In this post I would like to discuss the connection between the nonnegative rank of a nonnegative matrix, and the nondeterministic communication complexity of its support matrix --- the connection being simply the former is greater than or equal to two to the power of the latter.

Deterministic Communication Complexity

As a digression, let us first discuss the classical deterministic communication complexity of a boolean function ${f\colon \{0,1\}^d\times\{0,1\}^d \rightarrow \{0,1\}}$. The idea is that Alice and Bob want to compute a specific value ${f(x,y)}$, but Alice only knows ${x}$ whereas Bob only knows ${y}$. Now they'll have to communicate, until one of them, say Bob, knows ${f(x,y)}$. Communication is assumed to be the ``expensive'' thing, so that is what Alice and Bob try to minimize.
The maximum over all inputs ${(x,y)}$ of the minimum number of bits Alice and Bob have to exchange before Bob knows the answer, is called the communication complexity of ${f}$.
It is important to realize that Alice and Bob have unlimited amount of storage and computing power. In particular, both of them may store the complete ${(2^d\times 2^d)}$- matrix ${M_{x,y} := f(x,y)}$ (along with all prime numbers and every book ever written), if they think it might help. (In this sense, it is like the opposite of an exam for students: Alice and Bob may use the complete solution to all exam problems, but they have to find out which problem they are supposed to solve). The question is not, how difficult is to compute ${f}$. The question is, how difficult it is to agree on which region of the matrix the parties ``are'' in.

Nondeterministic CC

Now let us discuss nondeterministic communication complexity. Here, in addition to their respective input ${x}$ and ${y}$, Alice and Bob are given a ``certificate'' for the answer ${f(x,y) = 1}$, which both can verify independently. If in their verifications, they both independently conclude that the certificate proves that ${f(x,y) =1}$, then Bob replies '1'. Otherwise, he says '0'. Bob may err in his reply, but only in saying '0' when the right answer would have been '1'. If the true answer is '0', Bob may never say '0'. (This is just like in nondeterministic computational complexity classes.) Moreover, if the true answer is '1', there must be at least one certificate with which Alice and Bob arrive at the true answer.
Obviously, for Bob to learn the result of Alice's checking of the certificate, Alice has to communicate one bit to Bob; this bit is generally ignored. The ``nondeterministic communication'' is then the coding length of the certificate.
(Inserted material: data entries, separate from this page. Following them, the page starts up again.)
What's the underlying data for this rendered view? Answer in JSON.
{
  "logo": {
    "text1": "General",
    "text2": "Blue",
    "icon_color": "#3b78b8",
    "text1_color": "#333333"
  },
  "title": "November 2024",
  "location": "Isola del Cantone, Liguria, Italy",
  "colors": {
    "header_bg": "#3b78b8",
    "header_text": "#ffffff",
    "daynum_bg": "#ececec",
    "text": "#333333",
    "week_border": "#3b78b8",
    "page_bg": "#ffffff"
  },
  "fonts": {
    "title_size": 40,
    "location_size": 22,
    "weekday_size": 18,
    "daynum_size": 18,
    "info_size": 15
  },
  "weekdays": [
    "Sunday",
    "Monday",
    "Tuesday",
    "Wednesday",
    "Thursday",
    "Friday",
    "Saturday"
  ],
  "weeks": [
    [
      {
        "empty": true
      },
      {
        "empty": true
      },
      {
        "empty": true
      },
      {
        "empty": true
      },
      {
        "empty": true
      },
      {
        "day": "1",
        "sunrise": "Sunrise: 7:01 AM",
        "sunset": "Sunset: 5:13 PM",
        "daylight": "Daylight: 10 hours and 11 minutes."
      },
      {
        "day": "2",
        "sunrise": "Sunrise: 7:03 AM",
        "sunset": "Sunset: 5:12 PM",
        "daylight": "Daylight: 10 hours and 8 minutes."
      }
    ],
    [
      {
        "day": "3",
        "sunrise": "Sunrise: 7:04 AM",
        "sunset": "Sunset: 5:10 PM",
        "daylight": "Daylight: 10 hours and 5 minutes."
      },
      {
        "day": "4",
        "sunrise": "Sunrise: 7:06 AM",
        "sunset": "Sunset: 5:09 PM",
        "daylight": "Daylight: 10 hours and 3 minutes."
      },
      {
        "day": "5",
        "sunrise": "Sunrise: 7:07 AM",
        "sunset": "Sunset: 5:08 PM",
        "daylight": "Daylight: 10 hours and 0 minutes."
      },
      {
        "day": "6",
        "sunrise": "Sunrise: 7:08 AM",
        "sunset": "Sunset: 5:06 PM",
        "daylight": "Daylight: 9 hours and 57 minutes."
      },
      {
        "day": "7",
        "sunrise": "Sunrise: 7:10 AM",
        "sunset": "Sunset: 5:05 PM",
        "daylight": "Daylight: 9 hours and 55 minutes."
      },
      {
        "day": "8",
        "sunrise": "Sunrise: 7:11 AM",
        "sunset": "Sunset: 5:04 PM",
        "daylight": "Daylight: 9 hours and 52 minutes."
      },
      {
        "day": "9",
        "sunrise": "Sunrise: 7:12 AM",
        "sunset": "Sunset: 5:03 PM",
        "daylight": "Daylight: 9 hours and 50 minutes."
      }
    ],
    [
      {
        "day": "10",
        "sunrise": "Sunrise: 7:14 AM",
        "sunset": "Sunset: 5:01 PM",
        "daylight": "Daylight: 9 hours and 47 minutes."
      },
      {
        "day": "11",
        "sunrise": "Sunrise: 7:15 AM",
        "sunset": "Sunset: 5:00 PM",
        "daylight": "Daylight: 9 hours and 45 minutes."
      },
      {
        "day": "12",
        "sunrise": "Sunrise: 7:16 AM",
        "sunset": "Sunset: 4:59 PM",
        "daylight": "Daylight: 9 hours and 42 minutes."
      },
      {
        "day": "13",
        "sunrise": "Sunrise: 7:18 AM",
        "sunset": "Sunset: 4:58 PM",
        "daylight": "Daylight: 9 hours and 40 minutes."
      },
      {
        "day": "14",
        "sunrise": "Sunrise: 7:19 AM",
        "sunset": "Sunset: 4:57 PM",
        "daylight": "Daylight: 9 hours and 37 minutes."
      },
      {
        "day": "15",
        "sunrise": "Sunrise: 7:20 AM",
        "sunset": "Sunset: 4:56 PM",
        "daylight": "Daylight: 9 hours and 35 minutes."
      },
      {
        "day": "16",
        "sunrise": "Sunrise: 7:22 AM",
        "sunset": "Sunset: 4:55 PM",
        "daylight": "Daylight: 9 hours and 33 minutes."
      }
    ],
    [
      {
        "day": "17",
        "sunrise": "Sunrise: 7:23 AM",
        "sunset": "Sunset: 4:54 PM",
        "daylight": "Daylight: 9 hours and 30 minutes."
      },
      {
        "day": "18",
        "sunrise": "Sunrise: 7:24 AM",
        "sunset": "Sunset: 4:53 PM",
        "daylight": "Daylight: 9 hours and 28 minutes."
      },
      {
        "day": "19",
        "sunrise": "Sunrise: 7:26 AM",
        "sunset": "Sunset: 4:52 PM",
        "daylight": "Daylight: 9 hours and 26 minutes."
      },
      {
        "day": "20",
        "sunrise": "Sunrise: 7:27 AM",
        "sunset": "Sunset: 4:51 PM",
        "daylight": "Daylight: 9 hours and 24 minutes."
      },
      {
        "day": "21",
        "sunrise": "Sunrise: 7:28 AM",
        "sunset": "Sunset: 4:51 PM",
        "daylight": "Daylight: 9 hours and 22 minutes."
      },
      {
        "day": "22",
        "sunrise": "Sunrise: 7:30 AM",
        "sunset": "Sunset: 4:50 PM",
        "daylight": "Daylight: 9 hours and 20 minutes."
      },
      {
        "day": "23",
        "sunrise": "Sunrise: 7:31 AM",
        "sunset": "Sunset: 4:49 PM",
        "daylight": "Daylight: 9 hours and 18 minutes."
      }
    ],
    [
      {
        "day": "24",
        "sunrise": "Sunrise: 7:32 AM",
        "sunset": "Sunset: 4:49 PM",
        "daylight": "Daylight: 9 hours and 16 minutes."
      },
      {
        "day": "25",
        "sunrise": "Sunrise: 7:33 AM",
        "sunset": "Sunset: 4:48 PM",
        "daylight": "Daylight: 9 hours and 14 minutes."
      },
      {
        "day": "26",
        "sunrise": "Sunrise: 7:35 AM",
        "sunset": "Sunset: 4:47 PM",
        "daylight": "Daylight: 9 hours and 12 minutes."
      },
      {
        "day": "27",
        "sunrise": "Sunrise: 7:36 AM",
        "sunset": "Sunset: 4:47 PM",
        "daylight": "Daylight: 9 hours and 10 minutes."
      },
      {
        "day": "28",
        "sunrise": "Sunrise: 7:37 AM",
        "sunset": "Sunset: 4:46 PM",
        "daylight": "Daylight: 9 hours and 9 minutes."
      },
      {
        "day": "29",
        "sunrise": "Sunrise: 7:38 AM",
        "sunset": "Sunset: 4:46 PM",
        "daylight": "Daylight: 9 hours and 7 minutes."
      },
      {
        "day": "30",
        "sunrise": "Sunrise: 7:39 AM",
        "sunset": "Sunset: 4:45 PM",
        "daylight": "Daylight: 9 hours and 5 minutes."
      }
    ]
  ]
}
Since Alice and Bob may store all possible certificates which they might ever occur, this is the same as the coding length of the number of certificates needed for the function ${f}$.
The only kind of yes/no questions Alice and Bob can answer independently are of the form ${x\in A}$ (for Alice), or ${y\in B}$, respectively (for Bob). Thus, certificates amount to rectangles.
Suppose that we have a number of submatrices ${R_1,\dots,R_q}$ of ${M}$, such that every entry in every ${R_j}$ is one. These matrices are supposed to cover all the 1s in ${M}$ in the sense that for every ${(x,y)}$ if ${M_{x,y} =1}$, then at least one of the ${R_j}$ contains the ${(x,y)}$-entry. The usual word for such submatrices is 1-rectangle (or just rectangle), and ${R_1,\dots,R_q}$ with said properties is called a rectangle covering. when Alice and Bob receive their inputs ${x}$ and ${y}$, respectively, if the right answer would be '1', the certificate could be any of the rectangles containing the entry ${M_{x,y}}$. If, however ${M_{x,y} = 0}$, it does not matter which certificate is given -- Bob will always reply '0'.
Thus, determining the finding the nondeterministic communication complexity of ${M}$ amounts to fining a rectangle covering with minimum number ${q}$ of rectangles. The nondeterministic communication complexity is then the coding length of ${q}$, i.e., ${\approx \log_2 q}$.
Note that ``rectangle covering'' makes sense for all 0/1-matrices --- not just square matrices with the number of rows/columns a power of two.

Rectangle covering as a coloring problem

Let us make this even a bit more combinatorial. Let ${M}$ be an ${(m\times n)}$-matrix ${M}$, and denote by ${\mbox{rc}(M)}$ its rectangle covering number, i.e., the minimum number of 1-rectangles needed to cover all 1-entries of ${M}$.
We define the rectangle graph ${G_M}$ as follows. The vertex set ${V(G_M)}$ is the set of 1-entries of ${M}$; two such entries are adjacent, if the rectangle they span contains a 0. Say, ${M_{k,\ell} = M_{k',\ell'} = 1}$, so we have the two vertices ${(k,\ell)}$ and ${(k',\ell')}$. They are adjacent, if and only if, ${M_{k,\ell'} M_{k',\ell} = 0}$.
Denoting by ${\chi}$ the usual (vertex-) chromatic number, the following is true.

Lemma 1
$\displaystyle \chi(G_M) = \mbox{rc}(M) $
Proof. For a proof, it suffices to realize that a 1-rectangle in $M$ is an independent set in $G_M$, and that, by the definition of the edges of $G_M$, for every independent set $U$ in $G_M$, the smallest rectangle which contains $U$ is a 1-rectangle.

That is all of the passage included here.